I am just so excited about being a part of Livestrong™ Day because I think advocacy took on an important role the minute that I knew that Lori was diagnosed. It’s a vehicle for me to talk about something that I feel so strongly about. It gives me the ability to take information to people that effect and form the laws in the state in which I live. My sister, Lori, was here almost a year ago for Livestrong Day. I remember when she was asked to be a part of this, she was so excited. When I found out the opportunity arose for me this year to apply and to be a part of it, I immediately jumped on it. I’m here during Livestrong Day talking about the things I know that we’ve discussed over the last year. And really taking Lori’s story and just continuing it to another paragraph. I know the things that she felt so strongly about, and I think I can make a big difference in talking about those things on Livestrong Day. And getting the ears of the people that can take these issues and go forward the next year, and make a difference, and see what next year can bring too.

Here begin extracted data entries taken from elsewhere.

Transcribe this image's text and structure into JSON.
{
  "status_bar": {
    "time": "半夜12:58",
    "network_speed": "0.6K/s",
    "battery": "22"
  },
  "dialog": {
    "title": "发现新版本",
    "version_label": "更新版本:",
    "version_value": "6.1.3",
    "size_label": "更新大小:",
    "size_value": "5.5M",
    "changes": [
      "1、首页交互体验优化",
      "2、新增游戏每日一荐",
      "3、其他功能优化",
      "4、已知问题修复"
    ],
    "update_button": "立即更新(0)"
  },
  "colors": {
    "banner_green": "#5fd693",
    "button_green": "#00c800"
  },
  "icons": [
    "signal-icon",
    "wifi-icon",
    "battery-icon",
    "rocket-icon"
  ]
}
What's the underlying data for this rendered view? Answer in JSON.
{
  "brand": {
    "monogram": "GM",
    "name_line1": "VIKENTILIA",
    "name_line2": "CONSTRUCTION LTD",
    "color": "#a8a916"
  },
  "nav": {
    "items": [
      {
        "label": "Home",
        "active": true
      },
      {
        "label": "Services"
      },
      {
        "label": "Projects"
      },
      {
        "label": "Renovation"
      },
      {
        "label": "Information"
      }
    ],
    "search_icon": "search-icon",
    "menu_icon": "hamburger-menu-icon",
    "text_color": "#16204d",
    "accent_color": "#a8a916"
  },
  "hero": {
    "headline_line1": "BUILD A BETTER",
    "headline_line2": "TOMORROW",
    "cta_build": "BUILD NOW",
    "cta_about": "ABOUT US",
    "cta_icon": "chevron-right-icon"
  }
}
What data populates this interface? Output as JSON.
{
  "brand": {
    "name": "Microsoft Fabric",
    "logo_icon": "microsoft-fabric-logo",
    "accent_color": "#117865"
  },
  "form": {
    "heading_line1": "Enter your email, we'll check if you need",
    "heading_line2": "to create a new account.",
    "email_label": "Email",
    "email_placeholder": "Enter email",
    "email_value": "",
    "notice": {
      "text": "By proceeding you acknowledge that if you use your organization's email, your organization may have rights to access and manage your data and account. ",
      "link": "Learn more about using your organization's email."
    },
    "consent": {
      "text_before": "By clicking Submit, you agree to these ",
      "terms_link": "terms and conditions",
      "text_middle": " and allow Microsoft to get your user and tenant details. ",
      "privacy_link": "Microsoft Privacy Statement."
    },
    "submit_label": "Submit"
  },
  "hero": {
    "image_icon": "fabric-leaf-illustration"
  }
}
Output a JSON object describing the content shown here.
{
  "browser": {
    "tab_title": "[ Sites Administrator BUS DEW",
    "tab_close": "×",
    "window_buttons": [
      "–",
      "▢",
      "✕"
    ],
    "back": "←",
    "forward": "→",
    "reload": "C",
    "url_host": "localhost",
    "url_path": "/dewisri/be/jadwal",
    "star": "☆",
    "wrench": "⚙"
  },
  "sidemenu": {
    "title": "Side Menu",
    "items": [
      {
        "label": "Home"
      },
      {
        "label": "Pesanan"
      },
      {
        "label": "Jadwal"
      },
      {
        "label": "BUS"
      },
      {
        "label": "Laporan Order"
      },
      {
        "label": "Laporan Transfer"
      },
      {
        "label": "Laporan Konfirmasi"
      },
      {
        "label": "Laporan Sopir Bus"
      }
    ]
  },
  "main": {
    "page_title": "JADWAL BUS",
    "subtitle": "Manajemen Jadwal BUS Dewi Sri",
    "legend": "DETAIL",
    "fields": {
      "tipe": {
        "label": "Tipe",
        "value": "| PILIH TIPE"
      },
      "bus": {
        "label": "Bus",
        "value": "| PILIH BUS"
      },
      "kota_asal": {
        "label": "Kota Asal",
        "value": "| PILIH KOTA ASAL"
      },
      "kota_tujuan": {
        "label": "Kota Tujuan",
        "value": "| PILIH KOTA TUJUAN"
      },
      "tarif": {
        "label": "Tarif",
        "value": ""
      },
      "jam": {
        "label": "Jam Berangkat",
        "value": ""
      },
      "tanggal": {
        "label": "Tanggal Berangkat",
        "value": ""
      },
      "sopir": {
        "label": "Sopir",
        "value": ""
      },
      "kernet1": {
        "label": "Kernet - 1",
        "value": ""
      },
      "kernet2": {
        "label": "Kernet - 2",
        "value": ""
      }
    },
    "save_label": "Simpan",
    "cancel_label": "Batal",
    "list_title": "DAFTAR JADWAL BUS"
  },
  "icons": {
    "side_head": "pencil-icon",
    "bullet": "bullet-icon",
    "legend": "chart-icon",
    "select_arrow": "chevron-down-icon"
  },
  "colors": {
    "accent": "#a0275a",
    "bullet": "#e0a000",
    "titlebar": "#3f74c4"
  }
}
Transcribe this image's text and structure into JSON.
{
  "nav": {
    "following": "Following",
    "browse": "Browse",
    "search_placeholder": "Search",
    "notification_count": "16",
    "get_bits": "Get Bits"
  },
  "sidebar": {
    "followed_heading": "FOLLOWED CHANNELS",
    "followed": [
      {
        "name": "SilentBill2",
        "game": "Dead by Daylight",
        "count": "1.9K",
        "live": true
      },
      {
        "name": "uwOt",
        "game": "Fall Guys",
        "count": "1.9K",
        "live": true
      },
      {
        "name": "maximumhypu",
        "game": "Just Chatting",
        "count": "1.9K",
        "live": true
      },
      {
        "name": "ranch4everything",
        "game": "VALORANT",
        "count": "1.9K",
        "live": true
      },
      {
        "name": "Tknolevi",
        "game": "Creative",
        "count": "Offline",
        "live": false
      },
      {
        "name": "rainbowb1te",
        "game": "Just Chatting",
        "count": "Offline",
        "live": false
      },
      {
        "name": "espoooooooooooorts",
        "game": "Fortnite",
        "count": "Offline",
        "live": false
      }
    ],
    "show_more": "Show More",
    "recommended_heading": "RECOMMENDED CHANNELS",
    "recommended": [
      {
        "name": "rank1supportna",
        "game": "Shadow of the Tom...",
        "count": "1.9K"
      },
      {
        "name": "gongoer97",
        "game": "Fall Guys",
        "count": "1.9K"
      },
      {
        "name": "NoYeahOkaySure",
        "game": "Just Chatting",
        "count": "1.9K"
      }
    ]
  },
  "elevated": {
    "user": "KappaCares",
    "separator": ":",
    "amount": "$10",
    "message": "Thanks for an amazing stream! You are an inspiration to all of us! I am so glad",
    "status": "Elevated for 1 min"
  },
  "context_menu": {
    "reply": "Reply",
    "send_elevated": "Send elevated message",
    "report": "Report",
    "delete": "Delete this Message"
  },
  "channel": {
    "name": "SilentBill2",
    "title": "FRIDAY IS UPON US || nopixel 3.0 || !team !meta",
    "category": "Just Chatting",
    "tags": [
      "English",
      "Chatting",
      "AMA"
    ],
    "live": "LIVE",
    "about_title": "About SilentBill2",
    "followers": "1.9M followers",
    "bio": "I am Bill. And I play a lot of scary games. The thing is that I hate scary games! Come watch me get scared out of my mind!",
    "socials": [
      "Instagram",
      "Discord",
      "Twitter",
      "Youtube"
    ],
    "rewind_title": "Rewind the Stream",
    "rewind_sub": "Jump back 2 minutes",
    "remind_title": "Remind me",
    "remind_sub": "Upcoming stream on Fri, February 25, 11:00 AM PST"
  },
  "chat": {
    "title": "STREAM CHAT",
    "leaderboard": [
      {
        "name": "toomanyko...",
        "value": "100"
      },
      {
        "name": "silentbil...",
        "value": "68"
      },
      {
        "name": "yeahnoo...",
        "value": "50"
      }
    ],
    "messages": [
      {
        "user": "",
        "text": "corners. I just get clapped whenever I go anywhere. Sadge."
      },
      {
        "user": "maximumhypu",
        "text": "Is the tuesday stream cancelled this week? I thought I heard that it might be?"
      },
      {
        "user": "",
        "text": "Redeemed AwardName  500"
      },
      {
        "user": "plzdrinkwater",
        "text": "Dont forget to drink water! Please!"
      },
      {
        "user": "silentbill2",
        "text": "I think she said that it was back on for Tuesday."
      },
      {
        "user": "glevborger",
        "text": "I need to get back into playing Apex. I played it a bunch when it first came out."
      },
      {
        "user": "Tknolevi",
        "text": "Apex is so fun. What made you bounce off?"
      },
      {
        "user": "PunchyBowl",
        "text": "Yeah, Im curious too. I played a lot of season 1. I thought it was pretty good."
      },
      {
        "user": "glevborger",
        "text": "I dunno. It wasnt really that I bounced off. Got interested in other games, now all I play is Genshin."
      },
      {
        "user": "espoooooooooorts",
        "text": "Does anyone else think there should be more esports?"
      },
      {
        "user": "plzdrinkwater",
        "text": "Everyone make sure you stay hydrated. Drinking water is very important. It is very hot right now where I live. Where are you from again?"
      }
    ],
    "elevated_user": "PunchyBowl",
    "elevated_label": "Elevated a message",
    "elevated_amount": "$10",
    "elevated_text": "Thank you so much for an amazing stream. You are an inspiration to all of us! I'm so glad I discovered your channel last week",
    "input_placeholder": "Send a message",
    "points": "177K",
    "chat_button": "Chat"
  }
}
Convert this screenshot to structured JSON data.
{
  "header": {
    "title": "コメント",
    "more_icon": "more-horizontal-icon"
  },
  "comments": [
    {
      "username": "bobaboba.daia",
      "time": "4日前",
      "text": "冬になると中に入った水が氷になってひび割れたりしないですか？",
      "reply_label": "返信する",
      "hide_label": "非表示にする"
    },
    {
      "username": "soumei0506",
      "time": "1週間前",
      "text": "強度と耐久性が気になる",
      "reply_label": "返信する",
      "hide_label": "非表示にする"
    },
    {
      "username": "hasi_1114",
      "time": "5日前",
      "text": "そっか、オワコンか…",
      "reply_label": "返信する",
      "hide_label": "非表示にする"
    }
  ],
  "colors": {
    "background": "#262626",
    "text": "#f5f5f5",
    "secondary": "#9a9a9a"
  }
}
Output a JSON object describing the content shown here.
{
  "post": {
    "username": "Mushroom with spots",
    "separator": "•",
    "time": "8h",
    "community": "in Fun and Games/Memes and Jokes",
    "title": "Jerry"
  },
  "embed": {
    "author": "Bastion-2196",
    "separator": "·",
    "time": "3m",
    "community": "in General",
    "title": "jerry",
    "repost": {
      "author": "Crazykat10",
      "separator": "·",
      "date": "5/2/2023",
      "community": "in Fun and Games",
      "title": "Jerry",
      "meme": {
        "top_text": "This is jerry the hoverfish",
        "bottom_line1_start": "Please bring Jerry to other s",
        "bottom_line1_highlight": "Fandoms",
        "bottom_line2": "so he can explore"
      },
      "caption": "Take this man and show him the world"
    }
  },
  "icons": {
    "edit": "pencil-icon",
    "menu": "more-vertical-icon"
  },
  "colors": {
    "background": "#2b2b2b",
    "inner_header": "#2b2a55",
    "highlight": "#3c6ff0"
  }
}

All I can hope for is that they listen to what my sister said last year, what I’m saying this year, and realize that cancer survivorship is an important and serious issue. It needs to be addressed. They’ve already been diagnosed with such a horrible thing, why do you make it so much harder on them just to get care and to understand their options? If I could track them between now, this year and next year and see some things change, I would be very excited.
A friend of mine and I, along with about 20 other volunteers at this point, have started the Sunshine Ride. It’s the first annual ride and will be in southern Indiana. It will be filled with a day of music and festivities. It’s like a mini Ride for the Roses. The money is going to a local children’s hospital with a pediatric oncology unit. I want people to realize that cancer survivorship, even on a child’s level, is so important. The Ride has given us a focus in which to reiterate what LAF has done for Lori and what it can do for cancer survivors. And for me, it’s taking what Lori would have done if she was here and going forward, taking one person at a time, getting them to realize the potential they have to be a survivor.
My name is Kelly Lenfert, and my twin sister, Lori, had breast cancer.